There is an investment strategy that allows investors to minimize the impact of market volatility and maximize the potential of their investments. It is called dollar-cost averaging. Popular financial analyst Benjamin Graham invented the term and discussed it in his 1949 book “The Intelligent Investor” in which he promoted and discussed the principles of value investing. The term is sometimes referred to as pound-cost averaging in the United Kingdom. Some prefer using the terms unit-cost averaging, incremental trading, or the cost average effect. It soon became one of the more endearing concepts taught in personal finance and in specific long-term or buy-and-hold investment goals and objectives. What exactly is dollar-cost averaging? How does it work? What are the advantages or benefits and disadvantages or risks?

Should You Use Dollar-Cost Averaging: Understanding the Principles and Explaining Its Advantages and Disadvantages

Dollar-cost averaging involves investing a fixed amount of money into a specific investment at regular intervals regardless of the cost or price. This investment can be a stock of a particular company or a pooled fund like an exchange-traded fund or mutual fund. The purpose of this approach to investing is to reduce the impact of market volatility or regular price movements, lessen market timing risk, and build a disciplined investing habit.

Note that regularly allocating a fixed amount of money for a specific investment would reduce the average cost of the investment. For example, when it comes to investing in a particular stock, remember that its price is not fixed. There are times when its stock price is high and there are times when it is low. Regularly buying shares of this stock at fixed intervals leads to more shares being purchased when the price is low and fewer when the stock price is high.

The opposite of dollar-cost averaging is a one-time lump sum investment. Investing a huge amount of money in a single transaction or all at once exposes an investor to the risk of market timing. The cost or price of the investment could be high and he or she would be using all of his or her money in a single transaction.
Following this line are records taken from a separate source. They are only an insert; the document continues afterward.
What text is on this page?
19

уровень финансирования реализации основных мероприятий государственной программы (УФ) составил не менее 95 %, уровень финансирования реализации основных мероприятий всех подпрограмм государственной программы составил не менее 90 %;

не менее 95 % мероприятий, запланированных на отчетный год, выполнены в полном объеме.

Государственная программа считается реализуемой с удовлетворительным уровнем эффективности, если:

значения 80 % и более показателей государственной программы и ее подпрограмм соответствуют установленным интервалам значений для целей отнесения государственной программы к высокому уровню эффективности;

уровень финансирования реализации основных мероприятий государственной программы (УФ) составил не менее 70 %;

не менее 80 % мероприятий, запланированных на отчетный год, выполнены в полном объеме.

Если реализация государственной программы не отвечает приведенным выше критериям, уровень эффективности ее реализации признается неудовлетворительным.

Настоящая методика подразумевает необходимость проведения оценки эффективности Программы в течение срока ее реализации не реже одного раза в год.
Furthermore, when an investor invests a lump sum before a market downturn, he or she could lose the value of the investment immediately.

On the other hand, through a dollar-cost averaging strategy, this investor would invest a small and fixed amount of money either monthly or quarterly. The total investment cost would be less than a one-time lump sum investment because the highs and lows of the investment would average over time. However, in some instances, this might not be an optimal solution. A lump sum investment based on optimal marketing timing can be a more beneficial strategy.

Pros: Dollar-Cost Averaging Advantages and Benefits

1. Reduces Impact of Market Volatility

Investing a fixed amount at regular intervals can help lessen and smooth out the effects of market volatility. An investor can end up buying more shares or units when prices are low and fewer shares or units when their prices are high. This lowers the average cost of investment over time.

2. Lessens the Risk of Market Timing

Another advantage of dollar-cost averaging is that it saves investors from the pitfalls of having to guess when market prices are high or low. Remember that investing regularly at various price points has the potential to average out the cost per share or unit over time.

3. Removes Emotions from Investing

This strategy also factors out emotions in investing decisions. Take note that trying to time the market can result in investors making impulsive decisions and irrational choices based on fear or greed. A dollar-cost averaging strategy is a systematic approach to investing.

4. Promotes Disciplined Investing

Investors that have embraced this strategy are essentially building a disciplined investing habit. To be specific, because it involves a recurring investment of a fixed amount of money, investing can be treated similarly to bills. It is also suitable with a direct stock purchase plan.

5. Makes Investing More Accessible

Another advantage of dollar-cost averaging is that it allows an individual to invest with smaller amounts of money. There is no need to save up to afford a one-time lump sum investment. This is also ideal for affordable stocks like fractional sharespenny stocks or ETFs and MFs.

Cons: Dollar-Cost Averaging Disadvantages and Risks

1. Has a Lower Return Potential

There are stocks and other securities that tend to trend upward over the long term. The stock market and specific stock indices tend to have historically trended upward. This means that investors are more prone to incurring increasing investment costs and higher average costs.

2. Lengthier Wealth Accumulation

Another disadvantage of dollar-cost averaging is that it is positioned for long-term investing. Remember that it involves buying shares or units over time. It would take longer for these shares or units to substantially accumulate. This makes it ideal for younger investors.

3. Less Effective in Rising Markets

Dollar-cost averaging is also considered in emerging markets or in securities that have immediate growth potentials like promising small-cap and mid-cap stocks. This investment strategy is more aligned with the principles of value investing and less with growth investing.

4. Benefits of Lump Sum Investing

There are benefits to a one-time lump sum market-timed investment. For example, when the price of a stock is low due to a short-lived downturn or because it is an emerging company, a one-time investment of a larger amount of money means capturing future substantial gains.

5. Does Not Guarantee Success

Another disadvantage of dollar-cost averaging is that it is not a fool-proof investment strategy. It has the potential for higher costs due to more frequent transaction fees that can add up over time. It also does not guarantee protection against losses in declining securities or markets.